Simply say that this meeting will be recorded , and a friend has taken your pet rottweiler for a walk but is due back soon.

Strange how that hymn sheet soon disappears ?

15 love to you ....

It's often the case of those in some form of authority quote chapter and verse at you just as their sign of superiority ?

No easy answer to the hymn sheet variety , especially if whatever is being quoted is factually correct.

Perhaps one should treat such a meeting the same as " Helping with our enquiries " ... either plead the Fifth or have one's legal representative present ?

For most social workers , pleading the Fifth comes before the usual " Good mourning " greeting ... in case it's the afternoon ?

For any social worker , their first priority is to be employed and put food on the table. Their employer , usually a LA , also have a first priority ... to balance the books and to cut services accordingly.

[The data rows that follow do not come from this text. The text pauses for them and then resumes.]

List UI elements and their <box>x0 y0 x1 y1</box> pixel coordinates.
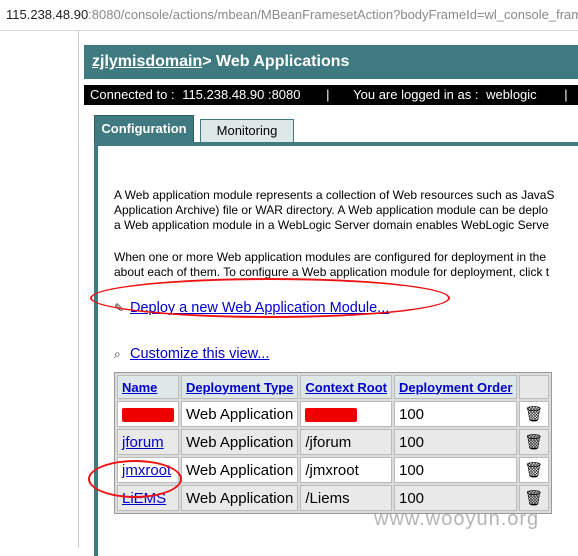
column-header-deployment-type[interactable]: Deployment Type <box>181 375 299 399</box>
description-line: When one or more Web application modules… <box>114 250 547 264</box>
left-frame <box>0 31 79 548</box>
web-applications-table: Name Deployment Type Context Root Deploy… <box>114 372 553 514</box>
logged-in-label: You are logged in as : <box>353 87 479 102</box>
app-name-link[interactable]: jforum <box>122 434 164 451</box>
description-line: a Web application module in a WebLogic S… <box>114 218 549 232</box>
content-panel: A Web application module represents a co… <box>94 142 578 556</box>
address-host: 115.238.48.90 <box>6 7 89 22</box>
status-bar: Connected to : 115.238.48.90 :8080 | You… <box>84 85 578 105</box>
status-separator-2: | <box>564 87 568 102</box>
cell-type: Web Application <box>181 457 299 483</box>
cell-delete[interactable]: 🗑 <box>519 401 550 427</box>
domain-link[interactable]: zjlymisdomain <box>84 53 202 70</box>
cell-order: 100 <box>394 401 518 427</box>
address-bar[interactable]: 115.238.48.90:8080/console/actions/mbean… <box>0 0 578 31</box>
trash-icon[interactable]: 🗑 <box>524 405 543 423</box>
connected-label: Connected to : <box>90 87 175 102</box>
cell-delete[interactable]: 🗑 <box>519 429 550 455</box>
annotation-circle-jmxroot <box>88 460 182 498</box>
description-line: about each of them. To configure a Web a… <box>114 265 550 279</box>
annotation-circle-deploy <box>90 278 450 318</box>
cell-type: Web Application <box>181 401 299 427</box>
trash-icon[interactable]: 🗑 <box>524 489 543 507</box>
description-paragraph-2: When one or more Web application modules… <box>114 250 578 280</box>
page-title-suffix: > Web Applications <box>202 53 350 70</box>
connected-value: 115.238.48.90 :8080 <box>182 87 301 102</box>
tab-configuration[interactable]: Configuration <box>94 115 194 144</box>
logout-link[interactable]: Lo <box>571 85 578 105</box>
redacted-mark <box>122 407 174 422</box>
column-header-deployment-order[interactable]: Deployment Order <box>394 375 518 399</box>
cell-context: /jforum <box>300 429 392 455</box>
tab-monitoring[interactable]: Monitoring <box>200 119 294 142</box>
description-paragraph-1: A Web application module represents a co… <box>114 188 578 233</box>
description-line: Application Archive) file or WAR directo… <box>114 203 549 217</box>
customize-link-text: Customize this view... <box>130 346 270 362</box>
cell-delete[interactable]: 🗑 <box>519 457 550 483</box>
cell-order: 100 <box>394 429 518 455</box>
magnifier-icon: ⌕ <box>114 347 121 361</box>
trash-icon[interactable]: 🗑 <box>524 433 543 451</box>
column-header-actions <box>519 375 550 399</box>
column-header-name[interactable]: Name <box>117 375 179 399</box>
logged-in-user: weblogic <box>486 87 537 102</box>
description-line: A Web application module represents a co… <box>114 188 555 202</box>
status-separator: | <box>326 87 330 102</box>
table-row: Web Application 100 🗑 <box>117 401 550 427</box>
cell-name: jforum <box>117 429 179 455</box>
cell-context <box>300 401 392 427</box>
page-title: zjlymisdomain> Web Applications <box>84 45 578 79</box>
address-path: :8080/console/actions/mbean/MBeanFramese… <box>88 7 578 22</box>
column-header-context-root[interactable]: Context Root <box>300 375 392 399</box>
cell-name[interactable] <box>117 401 179 427</box>
customize-view-link[interactable]: ⌕ Customize this view... <box>114 346 269 362</box>
cell-type: Web Application <box>181 485 299 511</box>
watermark: www.wooyun.org <box>374 508 540 530</box>
trash-icon[interactable]: 🗑 <box>524 461 543 479</box>
table-row: jforum Web Application /jforum 100 🗑 <box>117 429 550 455</box>
table-header-row: Name Deployment Type Context Root Deploy… <box>117 375 550 399</box>
cell-type: Web Application <box>181 429 299 455</box>
redacted-mark <box>305 407 358 422</box>
cell-context: /jmxroot <box>300 457 392 483</box>
cell-order: 100 <box>394 457 518 483</box>
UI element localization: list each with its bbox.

Put the two priorities together and any bets that 2 + 2 doesn't equal 4 ?

Care Act ? What has that got to do with overriding priorities ?

And don't let anyone tell you any different , it's what in reality is happening for so many.

If they do , tell them to put their money on the table and you will then take legal action ... score so far ?

0-1.

As far as " Has auntie made her will ? " .... my immediate reaction would be what's the motive behind the question ?

Hardly a purely out of interest question ... is it ?

If nothing else , your average social worker is very good at fishing ... quite often , not for fish ?

Don't fall head , line and sinker for that one ... some of them out there would put the Gestapo to shame !
My best tip would be to read the legislation if possible, but certainly read the authority's own plan for the client group.

To the best of my knowledge I've never asked anyone to do anything that they shouldn't be doing anyhow.

So, to give a silly example, if the learning difficulties plan said "clients must go to the pool every week" and my son hadn't been to the pool, that would be a clear breach of policy.

Before important meetings I download the relevant page or section, then highlight it. Social workers are not used to clients saying "Page 25, paragraph 2, line 5 says...." it immediately shows you mean business and will not be fobbed off. It's a much better line of attack that "I think" or "I say", because it's their own policy and they cannot argue with that!
From minutes I've read, the most common tactic seems to be:

"Mr.Green claimed that he was being treated unfairly".
"The social-worker stated that this was not so".

We 'claim'. They 'state'.

Don't think that any of our meetings have been minuted in five years. Certainly I've not seen any, even for reviews.